Relevance: Prelims/mains: G.S Paper II: Polity: Governance: Government schemes and policies

Context:

  • Pradhan Mantri Kisan Samman Nidhi, popularly known as PM-KISAN, announced in December 2018 was a tectonic shift in the nature of government support to farmers in India.
    • This scheme was aimed at addressing the liquidity constraints of farmers for meeting their expenses for acquisition of agricultural inputs and services.

About the scheme:

  • This scheme is particularly important in a country like India, where still about half of the farming households do not have access to formal credit.
    • The scheme implemented from February 2019 provides each eligible farmer’s family ₹6,000 per annum in three instalments of ₹2,000 each.
    • Initially, farmers with less than two hectares of land were eligible; subsequently, the benefit was extended to all farmers (about 140 million farmers) from June 2019 onwards. The amount is transferred directly to the beneficiary’s bank account to check leakages.

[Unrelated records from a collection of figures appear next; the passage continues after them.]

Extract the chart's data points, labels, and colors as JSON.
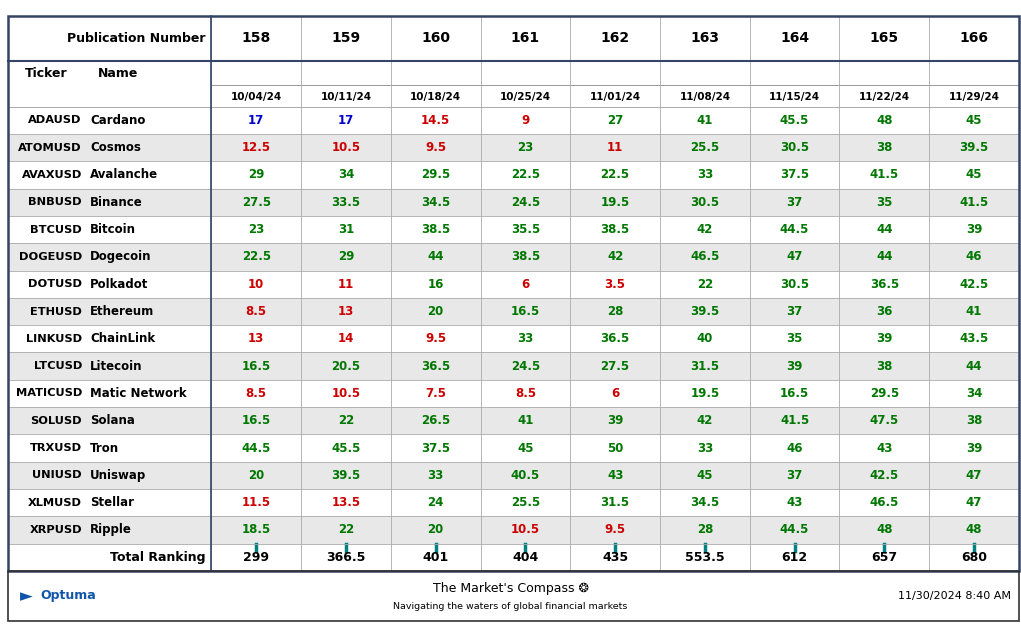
{
  "pub_numbers": [
    "158",
    "159",
    "160",
    "161",
    "162",
    "163",
    "164",
    "165",
    "166"
  ],
  "dates": [
    "10/04/24",
    "10/11/24",
    "10/18/24",
    "10/25/24",
    "11/01/24",
    "11/08/24",
    "11/15/24",
    "11/22/24",
    "11/29/24"
  ],
  "tickers": [
    "ADAUSD",
    "ATOMUSD",
    "AVAXUSD",
    "BNBUSD",
    "BTCUSD",
    "DOGEUSD",
    "DOTUSD",
    "ETHUSD",
    "LINKUSD",
    "LTCUSD",
    "MATICUSD",
    "SOLUSD",
    "TRXUSD",
    "UNIUSD",
    "XLMUSD",
    "XRPUSD"
  ],
  "names": [
    "Cardano",
    "Cosmos",
    "Avalanche",
    "Binance",
    "Bitcoin",
    "Dogecoin",
    "Polkadot",
    "Ethereum",
    "ChainLink",
    "Litecoin",
    "Matic Network",
    "Solana",
    "Tron",
    "Uniswap",
    "Stellar",
    "Ripple"
  ],
  "values": [
    [
      17,
      17,
      14.5,
      9,
      27,
      41,
      45.5,
      48,
      45
    ],
    [
      12.5,
      10.5,
      9.5,
      23,
      11,
      25.5,
      30.5,
      38,
      39.5
    ],
    [
      29,
      34,
      29.5,
      22.5,
      22.5,
      33,
      37.5,
      41.5,
      45
    ],
    [
      27.5,
      33.5,
      34.5,
      24.5,
      19.5,
      30.5,
      37,
      35,
      41.5
    ],
    [
      23,
      31,
      38.5,
      35.5,
      38.5,
      42,
      44.5,
      44,
      39
    ],
    [
      22.5,
      29,
      44,
      38.5,
      42,
      46.5,
      47,
      44,
      46
    ],
    [
      10,
      11,
      16,
      6,
      3.5,
      22,
      30.5,
      36.5,
      42.5
    ],
    [
      8.5,
      13,
      20,
      16.5,
      28,
      39.5,
      37,
      36,
      41
    ],
    [
      13,
      14,
      9.5,
      33,
      36.5,
      40,
      35,
      39,
      43.5
    ],
    [
      16.5,
      20.5,
      36.5,
      24.5,
      27.5,
      31.5,
      39,
      38,
      44
    ],
    [
      8.5,
      10.5,
      7.5,
      8.5,
      6,
      19.5,
      16.5,
      29.5,
      34
    ],
    [
      16.5,
      22,
      26.5,
      41,
      39,
      42,
      41.5,
      47.5,
      38
    ],
    [
      44.5,
      45.5,
      37.5,
      45,
      50,
      33,
      46,
      43,
      39
    ],
    [
      20,
      39.5,
      33,
      40.5,
      43,
      45,
      37,
      42.5,
      47
    ],
    [
      11.5,
      13.5,
      24,
      25.5,
      31.5,
      34.5,
      43,
      46.5,
      47
    ],
    [
      18.5,
      22,
      20,
      10.5,
      9.5,
      28,
      44.5,
      48,
      48
    ]
  ],
  "colors": [
    [
      "blue",
      "blue",
      "red",
      "red",
      "green",
      "green",
      "green",
      "green",
      "green"
    ],
    [
      "red",
      "red",
      "red",
      "green",
      "red",
      "green",
      "green",
      "green",
      "green"
    ],
    [
      "green",
      "green",
      "green",
      "green",
      "green",
      "green",
      "green",
      "green",
      "green"
    ],
    [
      "green",
      "green",
      "green",
      "green",
      "green",
      "green",
      "green",
      "green",
      "green"
    ],
    [
      "green",
      "green",
      "green",
      "green",
      "green",
      "green",
      "green",
      "green",
      "green"
    ],
    [
      "green",
      "green",
      "green",
      "green",
      "green",
      "green",
      "green",
      "green",
      "green"
    ],
    [
      "red",
      "red",
      "green",
      "red",
      "red",
      "green",
      "green",
      "green",
      "green"
    ],
    [
      "red",
      "red",
      "green",
      "green",
      "green",
      "green",
      "green",
      "green",
      "green"
    ],
    [
      "red",
      "red",
      "red",
      "green",
      "green",
      "green",
      "green",
      "green",
      "green"
    ],
    [
      "green",
      "green",
      "green",
      "green",
      "green",
      "green",
      "green",
      "green",
      "green"
    ],
    [
      "red",
      "red",
      "red",
      "red",
      "red",
      "green",
      "green",
      "green",
      "green"
    ],
    [
      "green",
      "green",
      "green",
      "green",
      "green",
      "green",
      "green",
      "green",
      "green"
    ],
    [
      "green",
      "green",
      "green",
      "green",
      "green",
      "green",
      "green",
      "green",
      "green"
    ],
    [
      "green",
      "green",
      "green",
      "green",
      "green",
      "green",
      "green",
      "green",
      "green"
    ],
    [
      "red",
      "red",
      "green",
      "green",
      "green",
      "green",
      "green",
      "green",
      "green"
    ],
    [
      "green",
      "green",
      "green",
      "red",
      "red",
      "green",
      "green",
      "green",
      "green"
    ]
  ],
  "totals": [
    "299",
    "366.5",
    "401",
    "404",
    "435",
    "553.5",
    "612",
    "657",
    "680"
  ],
  "footer_sub": "Navigating the waters of global financial markets",
  "footer_date": "11/30/2024 8:40 AM",
  "title_row": "Publication Number",
  "color_map": {
    "red": "#cc0000",
    "green": "#007700",
    "blue": "#0000cc",
    "black": "#000000"
  },
  "header_bg": "#ffffff",
  "alt_row_bg": "#e8e8e8",
  "white_row_bg": "#ffffff",
  "grid_color": "#aaaaaa",
  "border_color": "#334466",
  "total_tick_color": "#008080"
}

Different from existing schemes:

  • By its design, PM-KISAN is positioned as an income support to the farmers. The launching of this scheme generated a serious discussion in the policy discourse in India.
    • The timing of the announcement made this scheme appear as a politically motivated move to appease the farming community on the eve of election.
    • However, this is a clear departure from the existing systems of support to the farmers and the scope of PM-KISAN goes much beyond, especially in the case of resource-constrained farmers with significant liquidity problems.
    • The effects in principle could be related to the choice of technologies and practices that could have significant effects on farmer’s income and welfare.
    • The scheme has now completed almost a year and the third instalment was transferred recently by Prime Minister Narendra Modi.
    • But a proper understanding of the implications of this ambitious farmer income support programme is virtually non-existent.

Empirical study:

  • The International Food Policy Research Institute (IFPRI) in association with the Indian Council of Agriculture Research (ICAR) embarked on a study to empirically assess technology choices and adoption of practices following the rollout of PM-KISAN.
    • Since the study focussed on technology choices for the beneficiary farmers, it realised that adoption of technology for resolving liquidity issues is just one cog in the wheel. Knowledge and extension support is also needed to bring about adoption.
    • Taking the primary objective of fostering timely usage of inputs, that is, technology, the study, based on primary survey, evaluated the implementation of PM-KISAN and the role of Krishi Vigyan Kendras with strategic complementarity for magnifying its impact. The study focussed on Uttar Pradesh, which is home to 24 million farmers.
    • Our study reveals that 30 per cent farmers received the income benefit within three months of the scheme’s implementation. Banking infrastructure created through Pradhan Mantri Jan Dhan Yojana (PMJDY) played a key role in the fund disbursal.
    • Programmes like this are often subject to elite capture and selection biases. But our findings depicted no selection bias in terms of social, economic, and farming characteristics.
    • Further, 93 per cent non-beneficiary farmers had already applied for the scheme, depicting awareness and potential uptake. When augmented with extension through KVKs, the adoption of modern inputs is significantly higher (to the tune of 36 per cent).

Spending pattern:

  • The first instalment was received by the farmers in February 2019, which may be characterised as the agriculture peak season (in terms of spending requirements), while the second instalment was received by the end of April 2019, characterised as the agriculture off-season.
    • Results show that of those who received the first instalment, 52 per cent spent it on agriculture, 26 per cent on consumption, 7 per cent on education and health, and the remaining 15 per cent on other incidental expenses (such as during festivals and on social functions like marriage).
    • Among the recipients of the second instalment, 39 per cent spent it on consumption, followed by agriculture (23 per cent) and education and medical (19 per cent).

Way forward:

  • Therefore, PM-KISAN along with agricultural advisory services has the potential to break the cycle of intergenerational poverty and low income of farmers through investment in modern technology.
    • A direct transfer scheme like PM-KISAN is a game-changer and can have significant effects if it is timely, not transaction cost heavy and is provided with complementary inputs such as extension services.